Нет, не о прошлом, хотя человеку под маской, напоминающей огромный гриб с глазами, очеловеченными ревностью, хотелось задать тривиальный вопрос, спросить об этой букве «и», на которой обрывался ее дневник, спросить об офицерике, с которым она познакомилась на балу в военном казино.

— Итак, «все закончилось тем, что он оказался значительно моложе меня, и…» — еле внятно зашептал ей на ухо Хуан Пабло, — и… и… и… что было потом?

— Ничего.

— А Л. К.?., юный Л. К.?..

— Больше я его не видела. Его звали и, наверно, еще зовут — Леон Каркамо…

— Письма?

— Он писал мне. Несколько. Я отвечала как друг, не больше. И не будем говорить об этом знаменитом дневнике, — засмеялась Малена; ей льстило, что он ревнует, — я принесла тебе книги.

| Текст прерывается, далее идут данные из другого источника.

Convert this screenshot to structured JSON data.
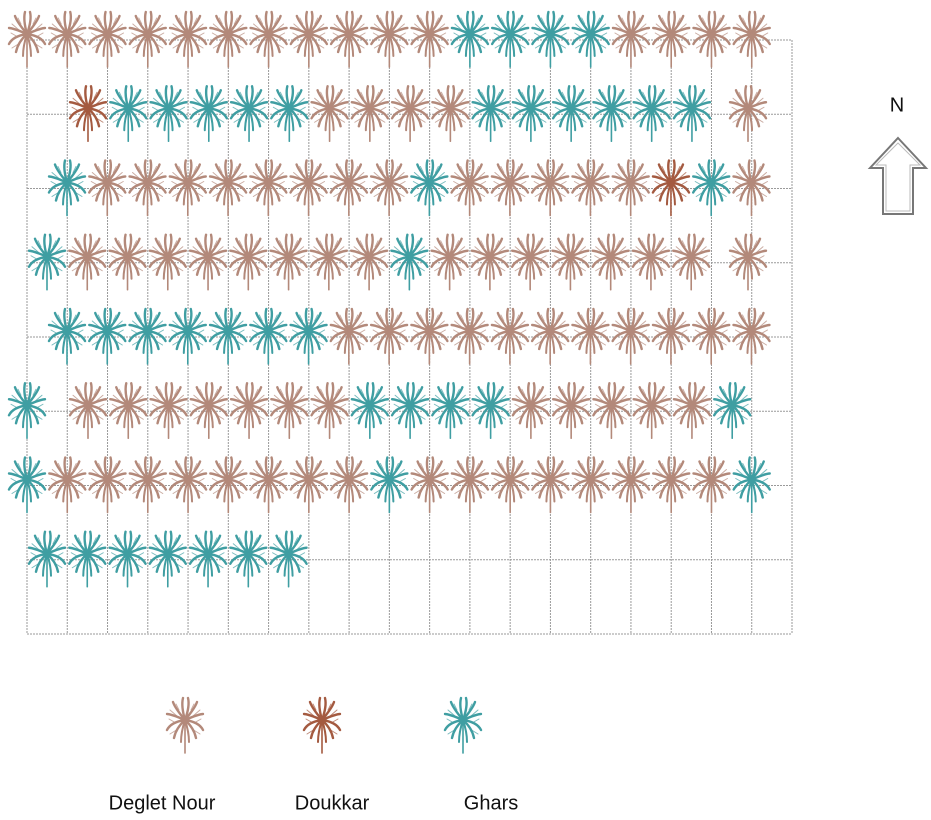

— Любовь моя!.. Книги… были моей страстью, но придется забыть о них… я — пеон с плантаций, моя новая роль вынуждает меня изображать неграмотного!

— Мне напишешь, когда… когда научишься писать… — Они засмеялись и обменялись поцелуем. — Или попросишь кого-нибудь… — Она пыталась оторваться от его губ, ей не хватало дыхания. — Попросишь кого-нибудь, чтобы он за тебя написал…

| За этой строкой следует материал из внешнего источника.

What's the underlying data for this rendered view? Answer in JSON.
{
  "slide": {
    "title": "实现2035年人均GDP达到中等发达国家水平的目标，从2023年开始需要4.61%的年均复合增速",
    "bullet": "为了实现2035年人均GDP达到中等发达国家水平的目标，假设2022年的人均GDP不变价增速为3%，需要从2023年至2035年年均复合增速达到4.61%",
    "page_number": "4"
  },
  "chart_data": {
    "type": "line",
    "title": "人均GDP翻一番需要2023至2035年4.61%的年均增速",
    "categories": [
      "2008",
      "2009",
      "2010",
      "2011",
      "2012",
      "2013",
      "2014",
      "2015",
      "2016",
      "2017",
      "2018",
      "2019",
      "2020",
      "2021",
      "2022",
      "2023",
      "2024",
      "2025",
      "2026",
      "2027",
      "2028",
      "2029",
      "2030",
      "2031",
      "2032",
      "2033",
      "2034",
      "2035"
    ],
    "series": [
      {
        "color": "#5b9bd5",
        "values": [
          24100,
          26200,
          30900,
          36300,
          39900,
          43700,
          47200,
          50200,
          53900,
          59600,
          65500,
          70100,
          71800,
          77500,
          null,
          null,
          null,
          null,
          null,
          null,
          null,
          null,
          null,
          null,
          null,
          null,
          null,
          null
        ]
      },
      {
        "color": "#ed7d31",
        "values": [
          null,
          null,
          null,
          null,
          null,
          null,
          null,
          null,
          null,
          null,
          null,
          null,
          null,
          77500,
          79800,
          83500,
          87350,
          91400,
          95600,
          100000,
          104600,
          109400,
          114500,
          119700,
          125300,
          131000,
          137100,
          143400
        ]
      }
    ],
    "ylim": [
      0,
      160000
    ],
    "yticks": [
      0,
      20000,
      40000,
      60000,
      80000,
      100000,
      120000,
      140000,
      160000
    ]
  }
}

— Да! Да!.. а ты попросишь кого-нибудь, чтобы тебе прочли; тому, кто будет за меня писать, я скажу, что ты — бедная простая крестьянка, которая никогда не училась грамоте… — И после паузы добавил: — Кроме шуток, я буду писать тебе на другое имя, какое-нибудь обычное для здешних мест, чтобы не вызывать подозрений…

— Роса… — произнесла она, недолго думая. — Роса Гавидиа тебя устроит?

— Если только это имя часто встречается здесь…

— В школе несколько учениц носят эту фамилию.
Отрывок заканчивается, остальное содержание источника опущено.